Beginning October 15, 2019, all applicants for adjustment of status will be required to file a new, Form I-944, Declaration of Self-Sufficiency with the United States Citizenship and Immigration Service (USCIS). USCIS has instituted this new form in order for individuals applying for permanent residence to demonstrate that they are not likely be become a “a public charge” pursuant to INA § 212(a)(4). USCIS is seeking information related to household members, taxable income, tax payment history, foreign and domestic financial assets, credit scores, acceptance of public benefits, educational background and occupational skills.

The “public charge” language pertains to whether an individual admitted to the United States is more likely than not, in the future, to be reliant on public benefits. USCIS asserts that the rule “will only consider public benefits received directly by the applicant for the applicant’s own benefit, or where the applicant is a listed beneficiary of the public benefits.” USCIS has stated that the information will allow the agency to uphold immigration policy that “the availability of public benefits not constitute an incentive for immigration to the United States.”

While there are exceptions to the application of this policy for VAWA petitioners, refugees, asylees, victims of crimes, special immigrant juveniles and select other categories of immigrants, the majority of applicants for status will be required to submit the form and corresponding information.This new form will be required for immigrant visas issued at State Department posts.

Similarly, for nonimmigrant visa petitions (Form I-129) and change/extension of status applications (Form I-539), USCIS has included requests for additional information pertaining to the beneficiary or applicant's use of public benefits while in the United States.
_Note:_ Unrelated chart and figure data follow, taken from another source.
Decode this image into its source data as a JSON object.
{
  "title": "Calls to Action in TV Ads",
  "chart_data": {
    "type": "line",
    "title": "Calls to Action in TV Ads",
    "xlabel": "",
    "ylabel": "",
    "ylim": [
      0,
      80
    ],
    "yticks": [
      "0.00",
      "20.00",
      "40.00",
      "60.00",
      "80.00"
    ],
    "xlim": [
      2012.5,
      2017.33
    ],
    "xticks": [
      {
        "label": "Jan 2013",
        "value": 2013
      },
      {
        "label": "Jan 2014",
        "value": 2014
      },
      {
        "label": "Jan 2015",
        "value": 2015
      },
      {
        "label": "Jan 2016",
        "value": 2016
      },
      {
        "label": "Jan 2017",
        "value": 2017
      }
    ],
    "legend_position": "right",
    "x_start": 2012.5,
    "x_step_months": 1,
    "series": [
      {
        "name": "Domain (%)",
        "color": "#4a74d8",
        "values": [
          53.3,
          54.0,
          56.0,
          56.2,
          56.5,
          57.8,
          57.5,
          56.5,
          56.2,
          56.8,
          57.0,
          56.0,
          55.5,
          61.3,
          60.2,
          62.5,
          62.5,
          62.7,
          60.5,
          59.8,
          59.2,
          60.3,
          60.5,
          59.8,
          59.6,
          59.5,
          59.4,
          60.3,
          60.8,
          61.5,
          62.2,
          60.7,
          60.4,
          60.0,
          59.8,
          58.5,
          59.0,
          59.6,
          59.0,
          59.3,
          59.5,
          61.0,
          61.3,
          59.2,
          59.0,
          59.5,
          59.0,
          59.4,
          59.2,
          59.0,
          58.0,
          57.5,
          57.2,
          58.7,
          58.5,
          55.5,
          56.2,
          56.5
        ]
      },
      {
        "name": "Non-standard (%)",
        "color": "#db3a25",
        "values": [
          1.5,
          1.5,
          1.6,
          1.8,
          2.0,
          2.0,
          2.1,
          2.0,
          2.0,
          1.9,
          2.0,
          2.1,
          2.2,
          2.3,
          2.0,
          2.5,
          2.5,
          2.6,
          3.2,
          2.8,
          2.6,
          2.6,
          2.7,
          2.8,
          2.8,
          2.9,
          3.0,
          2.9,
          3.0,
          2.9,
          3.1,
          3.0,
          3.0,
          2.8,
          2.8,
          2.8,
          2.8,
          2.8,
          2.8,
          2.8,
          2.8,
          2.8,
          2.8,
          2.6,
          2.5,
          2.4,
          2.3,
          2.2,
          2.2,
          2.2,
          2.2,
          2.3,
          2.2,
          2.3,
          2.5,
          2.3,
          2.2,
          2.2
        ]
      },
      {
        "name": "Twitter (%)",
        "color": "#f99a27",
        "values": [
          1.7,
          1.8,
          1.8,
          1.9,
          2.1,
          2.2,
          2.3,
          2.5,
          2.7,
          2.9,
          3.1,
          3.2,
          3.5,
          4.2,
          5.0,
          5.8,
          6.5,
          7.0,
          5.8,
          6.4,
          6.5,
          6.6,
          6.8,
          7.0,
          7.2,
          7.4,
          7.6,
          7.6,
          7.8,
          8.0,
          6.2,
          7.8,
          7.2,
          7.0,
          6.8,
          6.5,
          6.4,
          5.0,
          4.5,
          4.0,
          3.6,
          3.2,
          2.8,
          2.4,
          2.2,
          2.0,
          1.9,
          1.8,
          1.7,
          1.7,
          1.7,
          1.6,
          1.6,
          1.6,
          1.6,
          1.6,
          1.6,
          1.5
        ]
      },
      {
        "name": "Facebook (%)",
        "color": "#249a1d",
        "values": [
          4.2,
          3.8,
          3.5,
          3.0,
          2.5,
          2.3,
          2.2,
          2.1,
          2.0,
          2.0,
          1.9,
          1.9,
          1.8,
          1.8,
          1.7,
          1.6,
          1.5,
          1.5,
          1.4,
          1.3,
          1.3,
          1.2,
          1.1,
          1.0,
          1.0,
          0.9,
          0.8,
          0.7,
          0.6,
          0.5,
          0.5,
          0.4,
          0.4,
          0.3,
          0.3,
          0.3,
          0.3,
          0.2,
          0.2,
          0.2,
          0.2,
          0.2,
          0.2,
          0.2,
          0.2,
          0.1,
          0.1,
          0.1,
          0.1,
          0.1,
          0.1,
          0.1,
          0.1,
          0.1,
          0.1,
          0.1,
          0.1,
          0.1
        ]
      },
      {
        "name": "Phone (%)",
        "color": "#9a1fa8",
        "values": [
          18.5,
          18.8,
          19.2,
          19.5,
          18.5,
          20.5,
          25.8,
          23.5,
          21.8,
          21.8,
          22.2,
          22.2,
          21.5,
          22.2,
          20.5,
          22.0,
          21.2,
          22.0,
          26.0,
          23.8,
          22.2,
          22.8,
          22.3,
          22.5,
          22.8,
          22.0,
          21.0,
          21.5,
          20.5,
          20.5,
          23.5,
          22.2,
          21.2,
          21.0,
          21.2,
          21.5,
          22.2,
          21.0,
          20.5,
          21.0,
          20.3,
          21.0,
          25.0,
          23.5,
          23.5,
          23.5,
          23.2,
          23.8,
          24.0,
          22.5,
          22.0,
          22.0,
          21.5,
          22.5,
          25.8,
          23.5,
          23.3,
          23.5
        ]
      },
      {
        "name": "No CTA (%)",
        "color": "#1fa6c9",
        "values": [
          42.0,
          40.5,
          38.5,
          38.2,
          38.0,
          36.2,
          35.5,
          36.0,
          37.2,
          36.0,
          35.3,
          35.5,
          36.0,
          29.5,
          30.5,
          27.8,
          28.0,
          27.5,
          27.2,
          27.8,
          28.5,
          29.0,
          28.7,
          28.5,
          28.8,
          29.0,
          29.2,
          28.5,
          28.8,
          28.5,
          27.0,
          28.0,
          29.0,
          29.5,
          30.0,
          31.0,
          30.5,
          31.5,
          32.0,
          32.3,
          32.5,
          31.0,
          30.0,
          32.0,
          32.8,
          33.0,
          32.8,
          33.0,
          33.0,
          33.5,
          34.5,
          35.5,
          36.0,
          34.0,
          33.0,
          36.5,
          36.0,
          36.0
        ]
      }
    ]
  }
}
Importantly, though the additional information is required for all I-539 Applications, it is only required in Form I-129 petitions that request a change of status or extension of stay within the United States (i.e. such information need not be provided for petitions requesting consular processing). While not nearly as extensive as the information and documentation required in the Form I-944, as presently constructed the Form I-129 will require employers to attest to their actual or potential employees' receipt of public benefits.

There is limited information or policy guidance on how USCIS intends to use this information; however, this regulatory change is clearly designed to increase adjustment of status denials based on the “public charge” ground of inadmissibility. Many immigrants to the United States lack a credit history, extensive assets or financial resources, especially after paying for the costs of immigration processing and relocation. As such, many will be unable to provide even the basic information required on the Form I-944. Moreover, it remains unclear how USCIS intends to use the information and how lower-income individuals will be treated in the process.